AgentSkillsCN

whisper-transcribe-docker

在Docker中使用faster-whisper(本地运行,无需API密钥)进行语音转文字(逐字稿/转写)。当您已拥有音频文件(例如来自`media-audio-download`),并需要一份带有可选时间戳的转录文本,以供摘要使用时,可使用此技能。

SKILL.md
--- frontmatter
name: whisper-transcribe-docker
description: Speech-to-text (逐字稿/转写) in Docker using faster-whisper (local, no API key). Use when you already have an audio file (e.g. from `media-audio-download`) and need a transcript with optional timestamps for summarization.

Whisper Transcribe (Docker, faster-whisper)

This skill turns an audio file into a transcript locally (no OpenAI key).

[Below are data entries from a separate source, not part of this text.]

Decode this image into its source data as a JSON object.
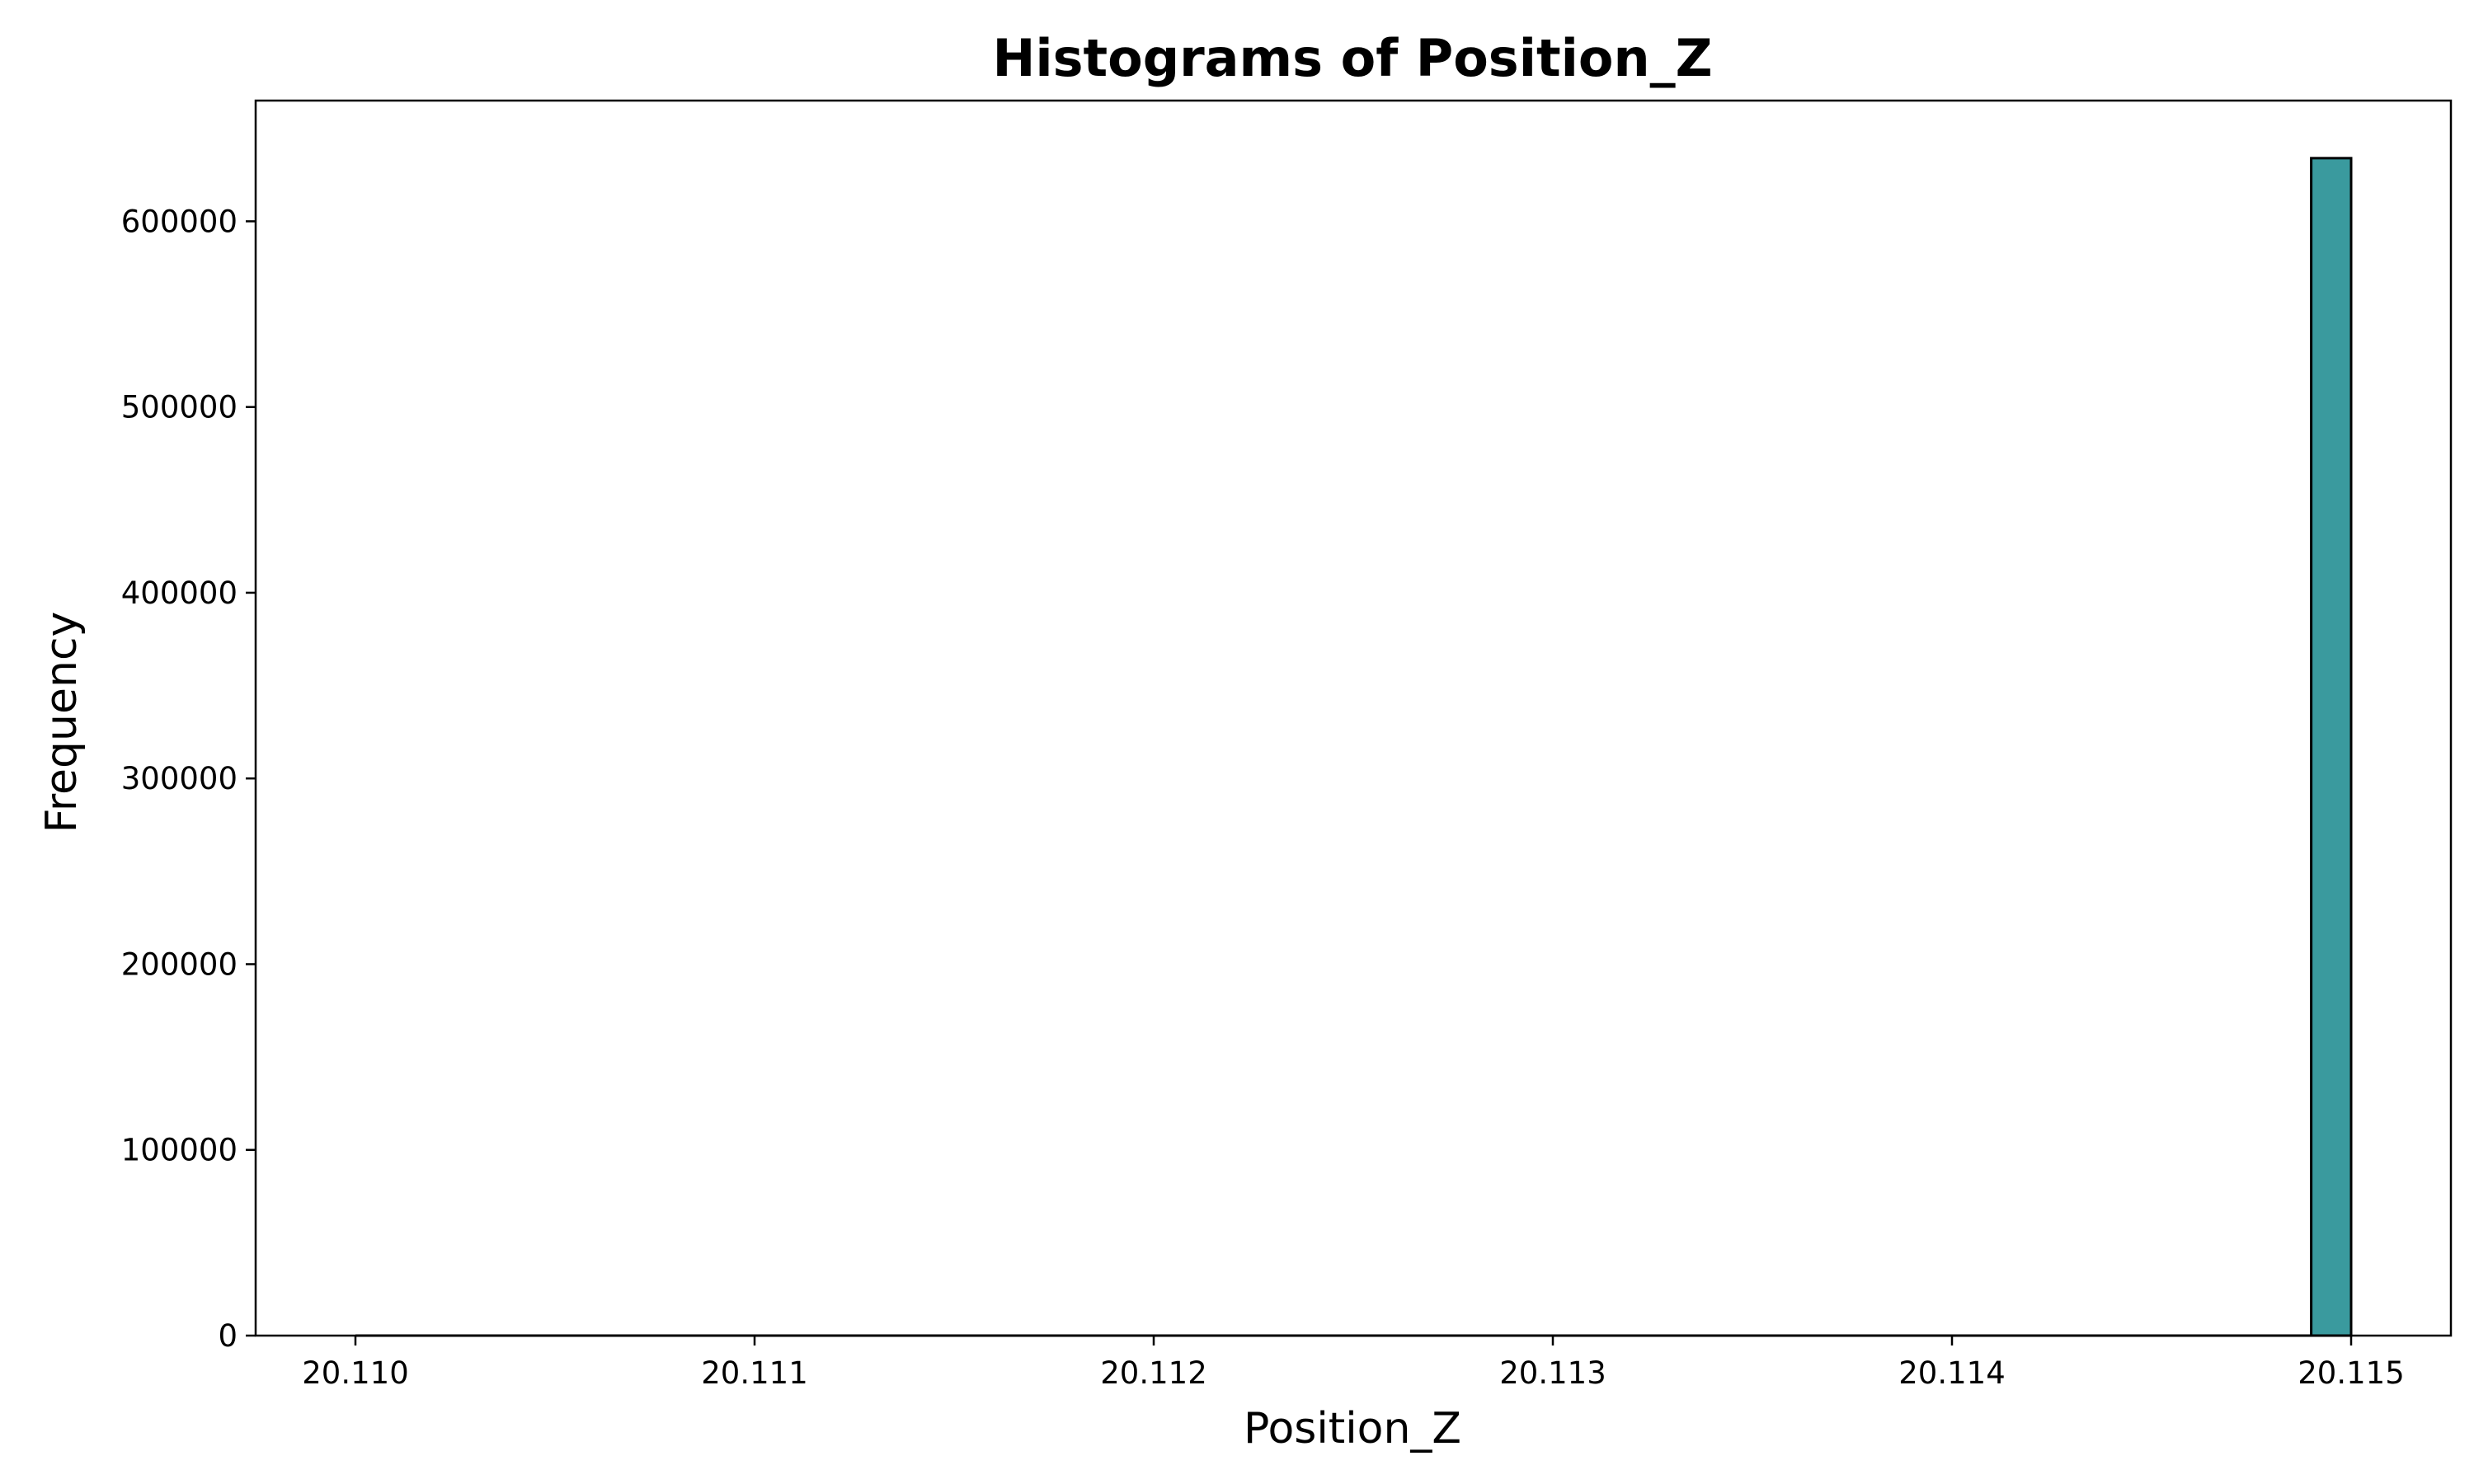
{
  "chart_data": {
    "type": "bar",
    "title": "Histograms of Position_Z",
    "xlabel": "Position_Z",
    "ylabel": "Frequency",
    "xlim": [
      20.10975,
      20.11525
    ],
    "ylim": [
      0,
      665000
    ],
    "xticks": [
      "20.110",
      "20.111",
      "20.112",
      "20.113",
      "20.114",
      "20.115"
    ],
    "xtick_values": [
      20.11,
      20.111,
      20.112,
      20.113,
      20.114,
      20.115
    ],
    "yticks": [
      "0",
      "100000",
      "200000",
      "300000",
      "400000",
      "500000",
      "600000"
    ],
    "ytick_values": [
      0,
      100000,
      200000,
      300000,
      400000,
      500000,
      600000
    ],
    "bin_width": 0.0001,
    "bins": [
      {
        "x0": 20.1149,
        "x1": 20.115,
        "value": 634000
      }
    ],
    "bar_color": "#3a9a9e",
    "edge_color": "#000000",
    "grid": false,
    "legend": "none"
  }
}
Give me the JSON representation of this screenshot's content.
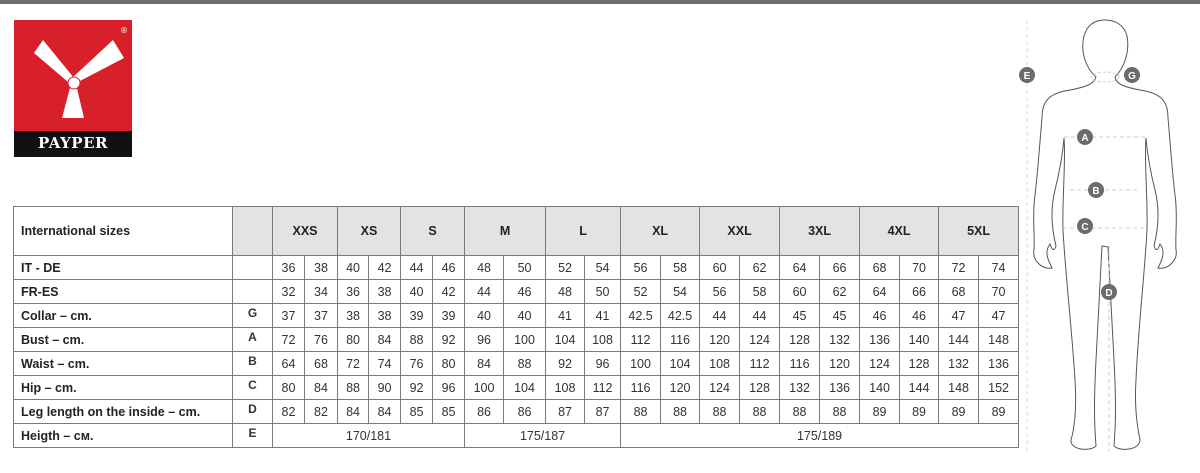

Use with media-audio-download:

  1. Download audio -> out/*.m4a
  2. Transcribe -> out/*.txt (or JSON)

Quick Start

Build image:

bash
docker build -t moltbot-whisper-transcribe {baseDir}

Transcribe an audio file (writes plain text to stdout by default):

bash
docker run --rm -v "$PWD:/work" -v whisper-models:/models \
  moltbot-whisper-transcribe /work/out/audio.m4a --model small

If huggingface.co is blocked/unreachable in your network, set a mirror endpoint:

bash
docker run --rm -e HF_ENDPOINT='https://hf-mirror.com' -v "$PWD:/work" -v whisper-models:/models \
  moltbot-whisper-transcribe /work/out/audio.m4a --model small

Write transcript to a file:

bash
docker run --rm -v "$PWD:/work" -v whisper-models:/models \
  moltbot-whisper-transcribe /work/out/audio.m4a --model small --out /work/out/audio.txt

With timestamps:

bash
docker run --rm -v "$PWD:/work" -v whisper-models:/models \
  moltbot-whisper-transcribe /work/out/audio.m4a --model small --timestamps --out /work/out/audio.txt

Notes:

  • First run downloads model weights (cached in the whisper-models Docker volume).
  • For speed, start with --model tiny / --model base.
  • For quality, use --model medium (CPU will be slower).